Personally, I find I need to wind down in bed for a while. And even though it goes against most mainstream advice for sleep, I do this by watching an hour or two of Netflix with my husband. Some nights we turn off the tv and fall asleep together, and other nights he leaves it on and I focus my mind on breathing, allowing the sound to become background noise. (I should probably note that he usually switches the show to something I have zero interest in).

This, however, may not work for you. You may need a dark quiet room. You may need a white noise machine or soft music or ambient sounds. The idea is to make the room as conducive to you falling asleep as what works for you.

And when you’re ready, get comfortable. Close your eyes and bring your focus to your nostrils. Become aware of the sensation as the breath moves in and out of the nostrils. Allow this to be your home base, so that when your mind begins to wander, which it will, you can gently bring your mind back to the sensation of your breath. You may need to do this over and over again, the trick is not to get frustrated with yourself, but to allow the thoughts to flow and when you notice you’ve gotten lost in thought again, bring yourself back to the breath.

It may help to do a body scan early on as well in order to help relax. Bringing your awareness to the crown of your head, move your attention to the face, neck, shoulders, back, arms, abdomen, hips, legs and feet, letting your awareness rest in each space and relaxing as you exhale. 

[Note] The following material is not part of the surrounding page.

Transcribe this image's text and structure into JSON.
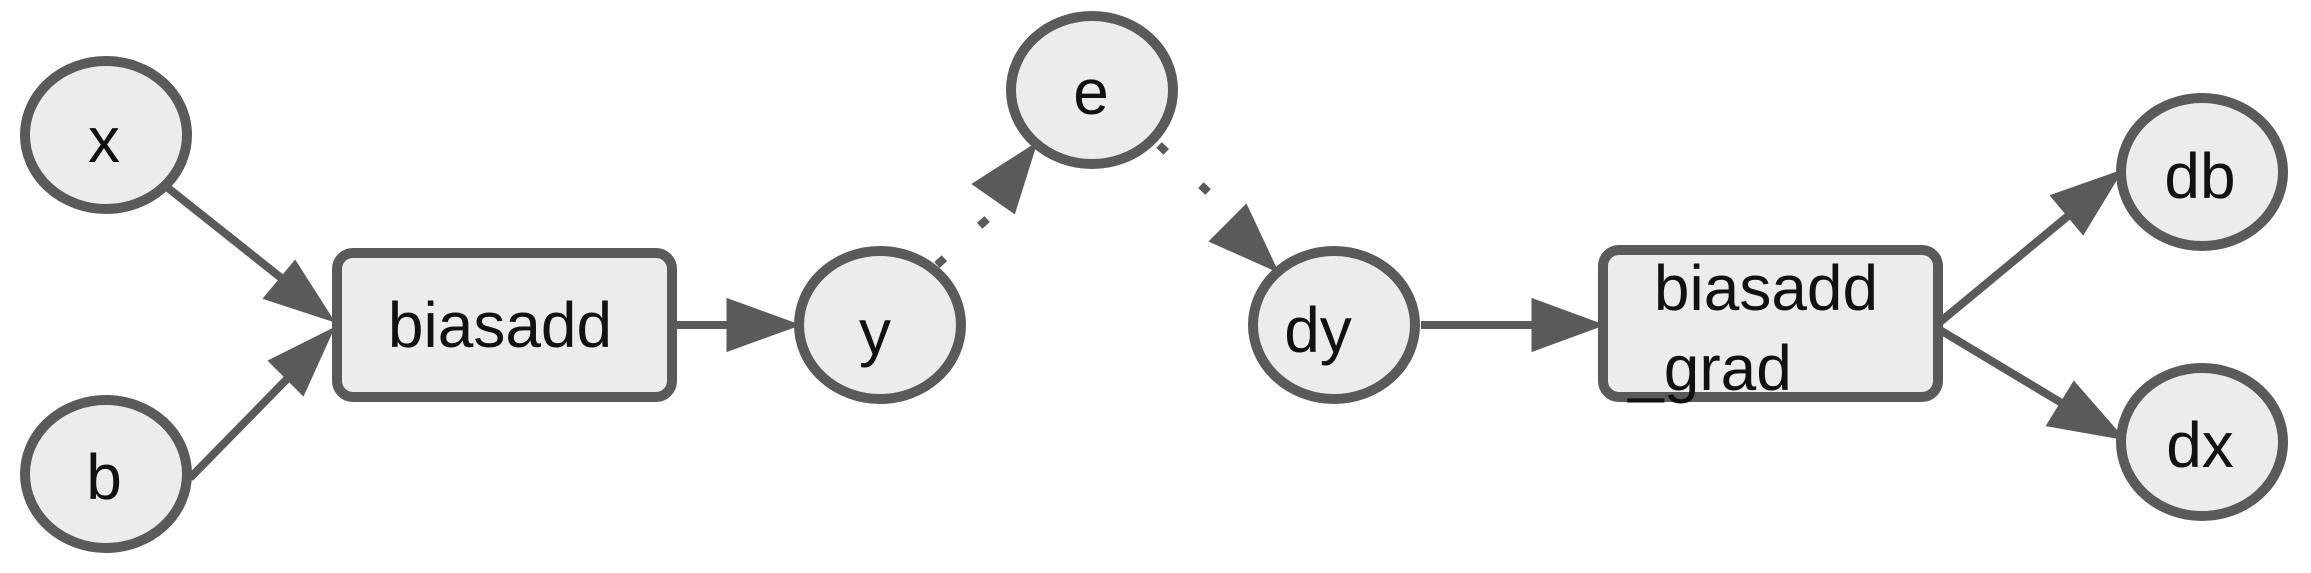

If you find you are getting frustrated, try getting out of bed for a short period. Perhaps go sit on the couch for a few minutes. Try reading a few pages of a book, or go to the bathroom, or pace the floor a little bit, before returning to bed. That simple change of location and activity can help move the energy and you can try resettling again.

I struggle with ruminating thoughts in the middle of the night. For whatever reason, I wake up around 2 am sometimes and whatever current stress I’m dealing with will spiral through my mind over and over and over and over, nonstop. For years, I’d lay in bed trying to refocus my mind, trying to quiet the thoughts, and sometimes it worked, but most often I’d end up exasperated and lose out on hours of sleep. These days, I’ve learned not to fight it anymore. Instead of laying there telling my thoughts to shut up, I now go into the living room and either read or turn the tv back on. Almost every time, after only 15-20 minutes, thanks to the distraction, I’m able to focus my mind back on my breathing again and I fall back to sleep.

Whatever your sleep problems are, trying to fight them will not help. Sleep will remain elusive if you’re tense and frustrated while trying to fall into it. The number one thing to help is to identify your struggle, then accept it as an obstacle, and learn how you can relax in spite of it rather than trying to vanquish it.